A narrativa de Tristão e Isolda que tem a sua matriz em Diamaid e Grinné teve desde o século XII muitas versões. No século XII Béroul e Thomás de Inglaterra compuseram duas das mais conhecidas e estudadas versões, Gottfried de Estrasburgo no século XIII compôs uma versão mesclando elementos da cultura celta com a cultura germânica e que no século XIX serviu de inspiração para Richard Wagner compor a sua versão da tragédia dos amantes. E, por fim no século XIX, Joseph Bédier, filólogo francês estabeleceu uma versão onde mescla elementos das três narrativas medievais mas que se iguala em beleza e elementos fundamentais para se estudar a força do mito do amor eterno que sobrevive após a morte.
O amor dos jovens Diarmaid e Grinné e Tristão e Isolda é um sentimento puro, que se encontra em seu estado “natural”, ele ainda não foi corrompido por convenções sociais, podemos dizer que, grosso modo, esse sentimento é algo sentido apenas por bárbaros, pessoas que não receberam o refinamento social devido e é por essa mesma razão que os românticos – tanto escritores como pintores – tão avessos às convenções vão eleger o “amor bárbarico” como um dos principais temas de suas obras, representando assim toda a sua rebeldia e insatisfação com as leis, padrões e moldes sócio- culturais vigentes. [8]
Além deste caráter puramente estético, no século XIX a imagem do bárbaro foi reforçada como incentivo nacionalista, mas desta vez com cada região tendo os seus próprios mitos literários.
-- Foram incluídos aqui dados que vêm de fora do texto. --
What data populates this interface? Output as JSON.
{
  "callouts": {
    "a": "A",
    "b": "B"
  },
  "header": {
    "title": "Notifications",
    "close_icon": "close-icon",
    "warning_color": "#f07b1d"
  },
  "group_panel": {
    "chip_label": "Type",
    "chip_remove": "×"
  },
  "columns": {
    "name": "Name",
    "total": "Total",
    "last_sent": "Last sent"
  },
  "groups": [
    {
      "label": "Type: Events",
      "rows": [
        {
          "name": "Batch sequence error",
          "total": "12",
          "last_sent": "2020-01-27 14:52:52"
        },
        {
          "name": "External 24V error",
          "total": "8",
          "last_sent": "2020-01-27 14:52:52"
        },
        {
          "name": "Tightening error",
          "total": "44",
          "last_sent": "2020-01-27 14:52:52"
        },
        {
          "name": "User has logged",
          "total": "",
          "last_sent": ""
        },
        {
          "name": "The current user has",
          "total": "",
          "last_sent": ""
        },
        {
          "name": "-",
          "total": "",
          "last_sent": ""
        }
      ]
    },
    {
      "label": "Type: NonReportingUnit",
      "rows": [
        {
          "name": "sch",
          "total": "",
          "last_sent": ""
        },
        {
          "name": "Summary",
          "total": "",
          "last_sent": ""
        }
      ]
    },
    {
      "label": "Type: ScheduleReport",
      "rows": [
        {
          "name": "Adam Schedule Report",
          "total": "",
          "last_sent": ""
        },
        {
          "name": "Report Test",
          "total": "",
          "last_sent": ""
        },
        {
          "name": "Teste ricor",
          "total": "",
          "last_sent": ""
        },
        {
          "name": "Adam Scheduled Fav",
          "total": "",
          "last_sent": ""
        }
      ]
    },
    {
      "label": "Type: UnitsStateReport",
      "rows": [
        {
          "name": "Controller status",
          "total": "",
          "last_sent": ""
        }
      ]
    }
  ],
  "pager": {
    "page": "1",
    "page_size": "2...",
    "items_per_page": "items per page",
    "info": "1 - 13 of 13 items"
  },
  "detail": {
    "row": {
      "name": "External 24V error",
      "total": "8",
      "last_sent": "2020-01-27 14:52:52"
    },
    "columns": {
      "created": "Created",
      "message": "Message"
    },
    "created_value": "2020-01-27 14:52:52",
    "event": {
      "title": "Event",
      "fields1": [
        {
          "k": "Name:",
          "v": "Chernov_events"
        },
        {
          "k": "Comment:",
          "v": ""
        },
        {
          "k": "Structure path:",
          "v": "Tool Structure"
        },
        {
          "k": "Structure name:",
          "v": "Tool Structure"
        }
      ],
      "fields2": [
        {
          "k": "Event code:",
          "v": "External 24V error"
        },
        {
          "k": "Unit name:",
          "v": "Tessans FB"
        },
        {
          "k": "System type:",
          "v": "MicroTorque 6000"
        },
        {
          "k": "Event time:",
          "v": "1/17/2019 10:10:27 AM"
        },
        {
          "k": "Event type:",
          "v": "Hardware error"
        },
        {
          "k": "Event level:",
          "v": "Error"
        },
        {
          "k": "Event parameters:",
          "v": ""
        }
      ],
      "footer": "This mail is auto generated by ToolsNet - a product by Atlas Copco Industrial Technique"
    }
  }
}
Os países da Escandinávia utilizaram seu patrimônio cultural dentro de especificidades regionais, onde os sentimentos patrióticos incorporaram elementos da literatura, história e mitologia dos tempos pagãos. Especialmente o historiador e poeta Erik Geijer no livro Svenka folkets historia (História dos povos suecos, 1836) utilizou a sociedade dos antigos nórdicos como um modelo social perfeito, onde a harmonia do povo e de seus líderes foi quebrada pela chegado do cristianismo e do feudalismo.[9] O “espírito” dos tempos passados era refletido na arte decorativa, no interior das casas e dos edifícios, nos jornais, na vida cotidiana e nas idéias políticas, sempre em consonância com o progresso tecnológico e social dos tempos modernos.[10] A poesia e a literatura romântica da Escandinávia refletiam diretamente os mitos nórdicos com ideologias políticas do presente. Obras literárias como a famosa Frithiofs Saga (1825) de Esaias Tegner, apesar de conter heróis medievais, possuem comportamentos e valores condizentes com a realidade histórica vivida pela Suécia do Oitocentos.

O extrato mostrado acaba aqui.